7. A turbine bucket according to claim 6 wherein the bucket airfoil has a profile at 95% span in accordance with X, Y and Z coordinate values set forth in Table II wherein the Table II X, Y and Z coordinate values are in inches and have the same X, Y origin along a Z axis of the Cartesian coordinate system as the origin of the Table I X, Y coordinate values.

8. A turbine bucket according to claim 6 wherein the trailing edge profile is consistent through the thickness of the tip shroud.

9. A turbine bucket according to claim 6 wherein the trailing edge profile lies in an envelope within ±0.080 inches in a direction normal to any location along the trailing edge profile.

10. A turbine bucket according to claim 6 wherein the X and Y values set forth in Table I are scalable as a function of the same number to provide scaled-up or scaled-down trailing edge profiles.

11. A turbine bucket including a bucket airfoil having a tip shroud, said tip shroud having leading and trailing edges defining respective leading and trailing edge profiles substantially in accordance with values of X and Y in a Cartesian coordinate system at points 12-20 and 1-11, respectively, set forth in Table I, wherein the X and Y values are distances in inches which, when respective points 12-20 and 1-11 are connected by smooth, continuing arcs, define respective leading and trailing edge profiles of said tip shroud.

12. A turbine bucket according to claim 11 wherein the bucket airfoil has a profile at 95% span in accordance with the X, Y and Z coordinate values set forth in Table II wherein the Table II X, Y and Z coordinate values are in inches and have the same X, Y origin along a Z axis of the Cartesian coordinate system as the X, Y coordinate values.
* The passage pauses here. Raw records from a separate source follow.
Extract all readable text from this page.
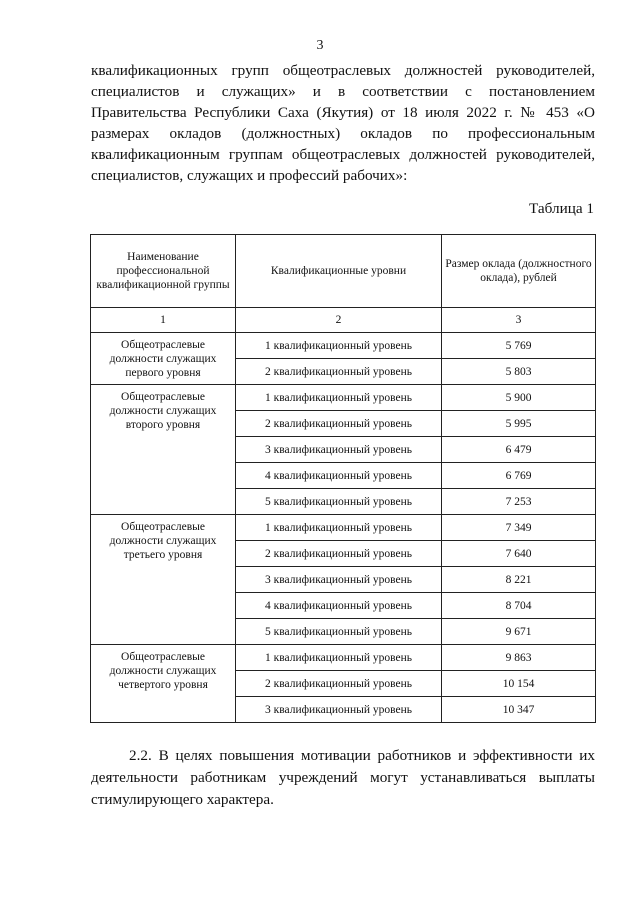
3
квалификационных групп общеотраслевых должностей руководителей, специалистов и служащих» и в соответствии с постановлением Правительства Республики Саха (Якутия) от 18 июля 2022 г. № 453 «О размерах окладов (должностных) окладов по профессиональным квалификационным группам общеотраслевых должностей руководителей, специалистов, служащих и профессий рабочих»:
Таблица 1
Наименование профессиональной квалификационной группы	Квалификационные уровни	Размер оклада (должностного оклада), рублей
1	2	3
Общеотраслевые должности служащих первого уровня	1 квалификационный уровень	5 769
	2 квалификационный уровень	5 803
Общеотраслевые должности служащих второго уровня	1 квалификационный уровень	5 900
	2 квалификационный уровень	5 995
	3 квалификационный уровень	6 479
	4 квалификационный уровень	6 769
	5 квалификационный уровень	7 253
Общеотраслевые должности служащих третьего уровня	1 квалификационный уровень	7 349
	2 квалификационный уровень	7 640
	3 квалификационный уровень	8 221
	4 квалификационный уровень	8 704
	5 квалификационный уровень	9 671
Общеотраслевые должности служащих четвертого уровня	1 квалификационный уровень	9 863
	2 квалификационный уровень	10 154
	3 квалификационный уровень	10 347
2.2. В целях повышения мотивации работников и эффективности их деятельности работникам учреждений могут устанавливаться выплаты стимулирующего характера.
13. A turbine bucket according to claim 12 wherein the X, Y and Z values of Table II are scalable as function of the same number to provide a scaled-up or scaled-down airfoil section.

14. A turbine bucket according to claim 11 wherein the respective leading edge and trailing edge profiles are consistent through the thickness of the tip shroud.

15. A turbine bucket according to claim 11 wherein the respective leading and trailing edge profiles lie in an envelope within ±0.080 inches in a direction normal to any location along the respective edge profiles.

16. A turbine bucket according to claim 11 wherein the X and Y values set forth in Table I are scalable as a function of the same number to provide scaled-up or scaled-down leading and trailing edge profiles, respectively.